Genaue Prüfung kann sich lohnen:

Den Steuerbescheid nicht einfach abheften

Wenn das Finanzamt den Steuerbescheid schickt, sollten Steuerzahler ihn genau prüfen. Denn wenn er Fehler enthält oder noch nicht rechtskräftig ist, kann er sich noch ändern. Wer Einspruch einlegt, bekommt unter Umständen sogar Geld zurück.

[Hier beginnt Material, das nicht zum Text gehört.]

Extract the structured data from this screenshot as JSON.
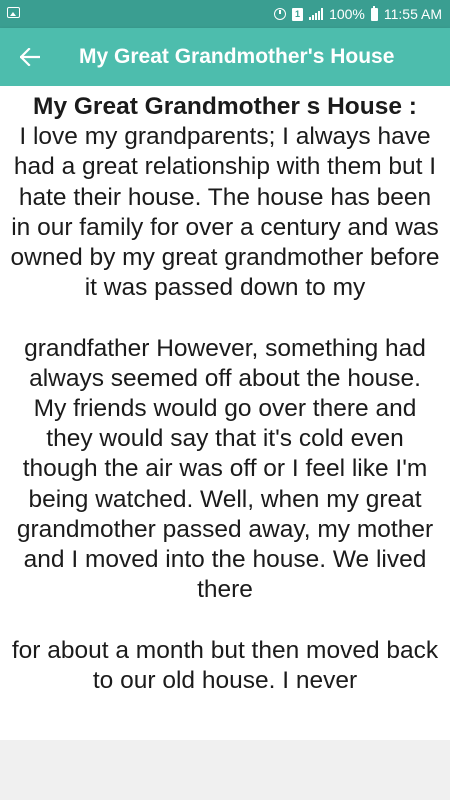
{
  "status_bar": {
    "battery": "100%",
    "time": "11:55 AM",
    "sim_label": "1"
  },
  "app_bar": {
    "title": "My Great Grandmother's House",
    "back_icon": "arrow-left-icon"
  },
  "article": {
    "heading": "My Great Grandmother s House :",
    "paragraph_1": "I love my grandparents; I always have had a great relationship with them but I hate their house. The house has been in our family for over a century and was owned by my great grandmother before it was passed down to my",
    "paragraph_2": "grandfather However, something had always seemed off about the house. My friends would go over there and they would say that it's cold even though the air was off or I feel like I'm being watched. Well, when my great grandmother passed away, my mother and I moved into the house. We lived there",
    "paragraph_3": "for about a month but then moved back to our old house. I never"
  },
  "colors": {
    "status_bar": "#3a9e91",
    "app_bar": "#4dbdad",
    "text": "#1b1b1b"
  }
}
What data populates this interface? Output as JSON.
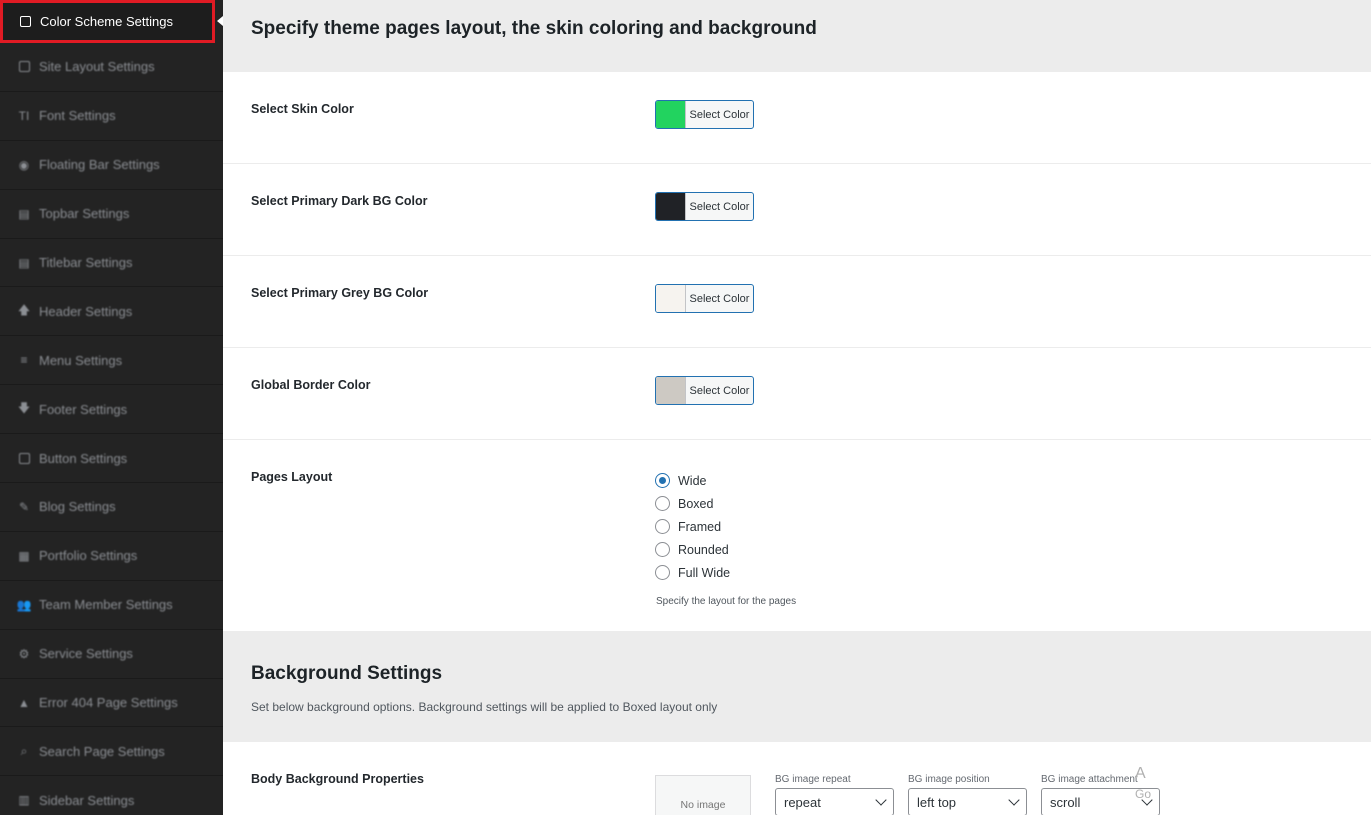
{
  "sidebar": {
    "items": [
      {
        "label": "Color Scheme Settings",
        "icon": "square-icon",
        "glyph": "",
        "active": true
      },
      {
        "label": "Site Layout Settings",
        "icon": "square-icon",
        "glyph": ""
      },
      {
        "label": "Font Settings",
        "icon": "text-icon",
        "glyph": "TI"
      },
      {
        "label": "Floating Bar Settings",
        "icon": "circle-icon",
        "glyph": "◉"
      },
      {
        "label": "Topbar Settings",
        "icon": "list-icon",
        "glyph": "▤"
      },
      {
        "label": "Titlebar Settings",
        "icon": "list-icon",
        "glyph": "▤"
      },
      {
        "label": "Header Settings",
        "icon": "arrow-up-icon",
        "glyph": "🡅"
      },
      {
        "label": "Menu Settings",
        "icon": "menu-icon",
        "glyph": "≡"
      },
      {
        "label": "Footer Settings",
        "icon": "arrow-down-icon",
        "glyph": "🡇"
      },
      {
        "label": "Button Settings",
        "icon": "square-icon",
        "glyph": ""
      },
      {
        "label": "Blog Settings",
        "icon": "pencil-icon",
        "glyph": "✎"
      },
      {
        "label": "Portfolio Settings",
        "icon": "grid-icon",
        "glyph": "▦"
      },
      {
        "label": "Team Member Settings",
        "icon": "users-icon",
        "glyph": "👥"
      },
      {
        "label": "Service Settings",
        "icon": "gear-icon",
        "glyph": "⚙"
      },
      {
        "label": "Error 404 Page Settings",
        "icon": "warning-icon",
        "glyph": "▲"
      },
      {
        "label": "Search Page Settings",
        "icon": "search-icon",
        "glyph": "⌕"
      },
      {
        "label": "Sidebar Settings",
        "icon": "columns-icon",
        "glyph": "▥"
      }
    ]
  },
  "main": {
    "title": "Specify theme pages layout, the skin coloring and background",
    "color_rows": [
      {
        "label": "Select Skin Color",
        "button": "Select Color",
        "color": "#22d35f"
      },
      {
        "label": "Select Primary Dark BG Color",
        "button": "Select Color",
        "color": "#202226"
      },
      {
        "label": "Select Primary Grey BG Color",
        "button": "Select Color",
        "color": "#f6f3ef"
      },
      {
        "label": "Global Border Color",
        "button": "Select Color",
        "color": "#cdc9c3"
      }
    ],
    "layout": {
      "label": "Pages Layout",
      "options": [
        "Wide",
        "Boxed",
        "Framed",
        "Rounded",
        "Full Wide"
      ],
      "selected": "Wide",
      "hint": "Specify the layout for the pages"
    },
    "background": {
      "title": "Background Settings",
      "description": "Set below background options. Background settings will be applied to Boxed layout only",
      "body_label": "Body Background Properties",
      "no_image": "No image",
      "repeat": {
        "caption": "BG image repeat",
        "value": "repeat"
      },
      "position": {
        "caption": "BG image position",
        "value": "left top"
      },
      "attachment": {
        "caption": "BG image attachment",
        "value": "scroll"
      }
    },
    "edge_text": {
      "line1": "A",
      "line2": "Go"
    }
  },
  "colors": {
    "sidebar_bg": "#232323",
    "active_border": "#e01b24",
    "accent": "#2271b1"
  }
}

Den Steuerbescheid genauer unter die Lupe zu nehmen, kann sich lohnen. Denn nicht immer sind die Berechnungen des Finanzamts auch tatsächlich richtig. Dann sollte Einspruch erhoben werden.
Andrea Warnecke Den Steuerbescheid genauer unter die Lupe zu nehmen, kann sich lohnen. Denn nicht immer sind die Berechnungen des Finanzamts auch tatsächlich richtig. Dann sollte Einspruch erhoben werden.

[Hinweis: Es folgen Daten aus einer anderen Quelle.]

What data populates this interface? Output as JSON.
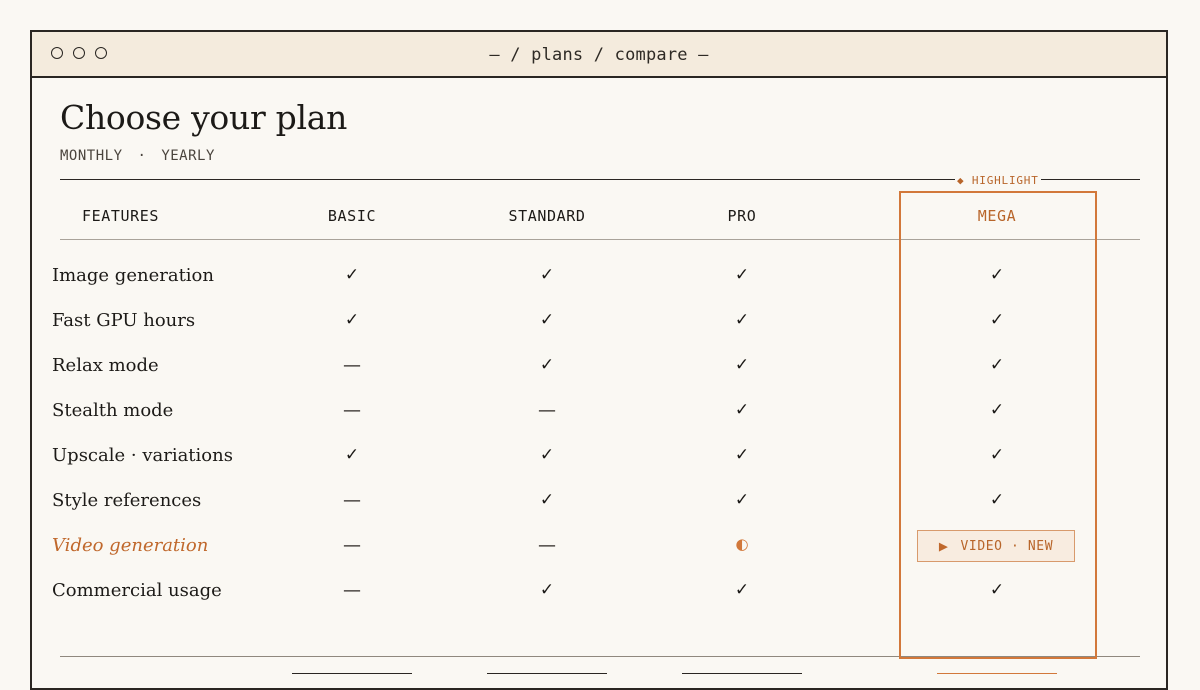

Wer seinen Steuerbescheid bekommt, heftet ihn oft einfach ab. Doch es lohnt sich, einen genauen Blick auf das Dokument zu werfen. Zum einen könne das Finanzamt in dem Bescheid Auflagen festsetzen, etwa über regelmäßige Vorauszahlungen, sagt Uwe Rauhöft vom Neuen Verband der Lohnsteuerhilfevereine (NVL). Zum anderen kann es sein, dass der Steuerbescheid noch nicht rechtskräftig ist – er also entweder in einzelnen Punkten oder sogar komplett offen ist.

Das ist oft der Fall, wenn der Bescheid einen sogenannten Vorläufigkeitsvermerk in den Erläuterungen enthält. Dann wird über die aufgeführten Punkte in einem Musterverfahren noch entschieden. „Fällt das Urteil der Richter zugunsten der Steuerzahler aus, erhalten diese gegebenenfalls bereits gezahlte Steuern zurück“, erklärt Katharina te Heesen vom Bund der Steuerzahler Nordrhein-Westfalen. Steht der Bescheid unter Vorbehalt der Nachprüfung, ist er in allen Punkten noch offen. „Theoretisch sind auch noch Jahre später Nachforderungen möglich“, sagt Wolfgang Wawro vom Deutschen Steuerberaterverband.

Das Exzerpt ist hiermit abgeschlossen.